Paris, 24 fév 2015 (AFP) - Alain Juppé, candidat à la primaire Ump en vue de 2017, a demandé aux agriculteurs tentés par le vote Front national de ne pas croire aux miroir aux alouettes que leur tend ce parti, mardi lors d'une visite au Salon de l'agriculture à Paris.
« J'ai un peu de mal à comprendre » le désir de certains agriculteurs de voter FN, a affirmé l'ancien Premier ministre devant la presse. « Le Front national, c'est le refus et la dislocation de l'Europe. Sortir de la zone euro, c'est casser ce que nous avons mis 50 ans à construire », a-t-il mis en garde. De plus, « malgré toutes les imperfections de la Politique agricole commune, c'est quand même cette Pac qui a permis depuis 50 ans à notre agriculture de se développer. Je le dis à nos amis agriculteurs : ne cédons pas à une espèce de désarroi, de colère ou de révolte », a ajouté le maire de Bordeaux. Il faut « regarder très précisément ce que c'est que le programme du Front National : un programme tout à fait démagogique qui conduira les finances françaises à la catastrophe. Ne croyez pas au miroir aux alouettes que le Front national est en train de brandir devant le monde rural », a-t-il martelé.
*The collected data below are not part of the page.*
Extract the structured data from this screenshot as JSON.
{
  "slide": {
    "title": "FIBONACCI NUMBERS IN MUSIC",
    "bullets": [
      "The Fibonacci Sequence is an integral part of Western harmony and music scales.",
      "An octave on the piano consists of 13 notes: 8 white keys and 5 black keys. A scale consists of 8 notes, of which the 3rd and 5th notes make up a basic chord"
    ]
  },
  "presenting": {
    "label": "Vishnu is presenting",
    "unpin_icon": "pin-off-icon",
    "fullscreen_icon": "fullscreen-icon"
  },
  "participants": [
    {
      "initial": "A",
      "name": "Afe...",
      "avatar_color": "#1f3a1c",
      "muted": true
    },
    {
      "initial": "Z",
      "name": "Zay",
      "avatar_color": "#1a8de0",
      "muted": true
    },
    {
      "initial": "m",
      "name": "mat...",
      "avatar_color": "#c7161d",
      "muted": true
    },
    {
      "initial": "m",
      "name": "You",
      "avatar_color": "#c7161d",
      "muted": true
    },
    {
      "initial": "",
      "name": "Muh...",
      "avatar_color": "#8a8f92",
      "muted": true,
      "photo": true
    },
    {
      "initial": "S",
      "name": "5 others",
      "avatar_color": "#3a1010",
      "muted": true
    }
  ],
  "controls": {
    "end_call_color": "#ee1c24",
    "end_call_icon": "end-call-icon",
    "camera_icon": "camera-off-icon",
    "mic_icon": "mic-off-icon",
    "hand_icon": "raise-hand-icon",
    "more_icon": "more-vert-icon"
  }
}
Face au FN, qu'un récent sondage place en première position lors du premier tour des élections départementales de mars, « il faut aller à l'offensive », en apportant « trois réponses » à la montée de ce parti, a-t-il avancé. « La première réponse, c'est de défendre nos propres idées, dire ce que nous voulons », ensuite, il faut « faire des alliances. On ne gagnera pas tout seul. Plus que jamais, je dis que la solution c'est l'alliance de la droite et des centres », a ajouté Alain Juppé, régulièrement sifflé dans les meetings Ump quand il évoque une alliance entre son parti et le MoDem de François Bayrou. Mais « je contate avec satisfaction que c'est ce qu'il se passe sur le terrain. Pour les élections départementales, on le fait. C'est pour ça que je suis moins pessimiste que certains sur ces élections. Nous allons marquer beaucoup de points », a-t-il affirmé. Enfin, « il faut démonter le programme du Front National, méthodiquement, montrer qu'il ne tient pas la route (...) Notamment son programme économique, qui est une véritable aberration, un mélange de démagogie anti-européenne et en même temps, pour piper les voix de gauche, de gabegie budgétaire ». « Je pense que les agriculteurs qui sont des gens de bon sens vont le comprendre », a-t-il également affirmé.